Sure, you probably just thought “what does she have to write about a car that is anything substantial?” Thank you for taking a leap of faith and reading anyways, I’ll promise you there is something meaningful (to me at least) in this post.
So I did get a new car, a black G6. I am pretty darn thankful that I was able to receive this, it is definitely a step up from the swagger wagon (’97 Plymouth Voyager Mini Van) that I have been driving the past three years. The swagger wagon does have a part of my heart and always will, I still don’t really feel like the G6 is “me” yet, but that will come in time. To get to the point of this post I’m just going say it: driving my new car, I haven’t felt as close to God in a long time. Silly? maybe…pathetic? well, to me it is both of those things to an extent but also a BLESSING. I have been traveling the mid west with my Camp Team this summer loving on kids and showing them how cool you turn out to be when you go to Anderson University
but really, I’ve been a camp counselor all summer and it has been one of THE most tiring jobs in every aspect of my life. Most of all, tiring spiritually. It was the last thing I was expecting. I was ready in early June to be on such a spiritual high all summer…boy was I wrong. Instead, it has been challenging, frustrating and numbing. The constant worship and sitting in services just brought me to this place of routine. I personally don’t believe that any relationship should be a routine, especially one with God. It wasn’t the camps fault, it was my own. Coming to that conclusion early on didn’t seem to help me much down the road, it just made me feel worse for not making time for the only one who could get me out of this. So, at this time of finally being done with camp, re-fueling in every aspect of my life, I have still struggled to be out of this dry season.

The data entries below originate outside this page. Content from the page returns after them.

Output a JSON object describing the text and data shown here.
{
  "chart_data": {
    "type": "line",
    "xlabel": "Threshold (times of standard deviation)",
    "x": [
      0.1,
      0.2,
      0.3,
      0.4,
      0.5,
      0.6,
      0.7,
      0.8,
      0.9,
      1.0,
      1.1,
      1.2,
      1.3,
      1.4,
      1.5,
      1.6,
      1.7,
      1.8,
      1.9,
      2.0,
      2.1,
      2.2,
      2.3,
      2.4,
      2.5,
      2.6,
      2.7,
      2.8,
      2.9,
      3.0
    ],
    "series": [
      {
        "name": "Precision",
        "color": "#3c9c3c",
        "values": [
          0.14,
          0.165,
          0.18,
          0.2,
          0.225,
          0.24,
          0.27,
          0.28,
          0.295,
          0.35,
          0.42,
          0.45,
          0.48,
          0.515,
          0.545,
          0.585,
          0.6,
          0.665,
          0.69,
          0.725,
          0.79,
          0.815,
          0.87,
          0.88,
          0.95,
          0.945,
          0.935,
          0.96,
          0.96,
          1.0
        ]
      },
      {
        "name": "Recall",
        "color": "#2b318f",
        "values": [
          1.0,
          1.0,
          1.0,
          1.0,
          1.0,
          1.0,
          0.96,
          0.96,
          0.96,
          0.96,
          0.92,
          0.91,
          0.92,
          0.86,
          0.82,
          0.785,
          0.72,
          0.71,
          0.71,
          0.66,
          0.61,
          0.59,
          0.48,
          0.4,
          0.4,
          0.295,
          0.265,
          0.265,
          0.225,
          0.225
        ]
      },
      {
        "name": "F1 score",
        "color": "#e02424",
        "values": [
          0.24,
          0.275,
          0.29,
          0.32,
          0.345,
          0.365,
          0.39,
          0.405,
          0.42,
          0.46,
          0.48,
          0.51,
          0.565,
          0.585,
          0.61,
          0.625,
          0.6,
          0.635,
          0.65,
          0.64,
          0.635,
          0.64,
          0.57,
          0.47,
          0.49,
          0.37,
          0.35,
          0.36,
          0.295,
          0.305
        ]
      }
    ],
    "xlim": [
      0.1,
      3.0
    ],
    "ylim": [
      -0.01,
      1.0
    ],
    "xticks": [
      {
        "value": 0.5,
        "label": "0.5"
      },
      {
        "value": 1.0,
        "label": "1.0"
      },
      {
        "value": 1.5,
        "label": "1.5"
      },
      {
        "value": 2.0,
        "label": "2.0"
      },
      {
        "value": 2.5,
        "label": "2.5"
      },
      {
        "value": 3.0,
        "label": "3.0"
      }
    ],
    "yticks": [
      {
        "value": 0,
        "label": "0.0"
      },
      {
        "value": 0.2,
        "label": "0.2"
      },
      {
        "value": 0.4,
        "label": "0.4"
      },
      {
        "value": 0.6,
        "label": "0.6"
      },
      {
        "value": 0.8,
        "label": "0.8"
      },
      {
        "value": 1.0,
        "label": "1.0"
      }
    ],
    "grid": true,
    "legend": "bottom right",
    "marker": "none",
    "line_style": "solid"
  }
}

I have had many fruitful conversations and sat in wonderful services, but it just hadn’t gotten me anywhere yet. But you know what has? my G6. Finally being able to listen to music at a volume that can be heard above my AC, I get to enjoy my music while I drive. More importantly, worship music. It is nice being able to drive down the road while looking at the beautiful scenery and be able to hear and sing along with Klove, Hillsong, Alanna Story, etc. whatever I end up choosing. I have begun to notice that some of my most genuine worship takes place while I’m driving. It has been something that is encouraging as I get out of the desert I’m stuck in. Sure my eye’s aren’t closed, but you don’t have to close your eye’s to let God know how much you appreciate Him. This is something that has become evident to me within the last few days and I wanted to share. I’m not much of a blogger (as you can tell if you see the date of my last post), I’m in the “insecure blogger” stage. So, with that said, I will take comments, they are appreciated. It is always nice having feedback. I hope reading this has been beneficial to you, I hope you can think of where you feel your worship is most genuine, and maybe the last time it was that you pulled out a worship CD while you were driving or when you had your local christian radio station playing. I have benefited from both and I hope you can to.

I think you articulated that very well. I feel that way when I’m running, particularly if I’m not listening to music, but paying attention to the creation around me. It is hard not to look up at the big sky and feel so small, yet remember that I am known and loved. So I totally get what you’re saying about worshiping in unexpected places, unexpected ways.
That was so well written Jess! I think you are so right when we get into the routine of camps we aren’t really focused on God as much as the “routine” of things while we are there. I know that while I am at camp being a counselor I can get so wrapped up in making sure the kids are focused, that I am not making sure I am focused and ready to worship as well. For me, I think the best time for me to feel focused on worshipping is in my car (without anyone with me), when I am running and listening to christian songs on my ipod, and when I am alone in my room for some quiet time! I loved reading your post and it really made me think about how I could have been a little more focused in the right ways. I did enjoy the one on one conversations with kids and counselors, the worship, the free time, etc. but I guess I too forget sometimes to really seriously be worshipping God with my whole heart instead of doing it routinely. Thanks for sharing! I am so happy I met you this summer, you are so sweet and so fun and I can tell you have such a big heart for everything!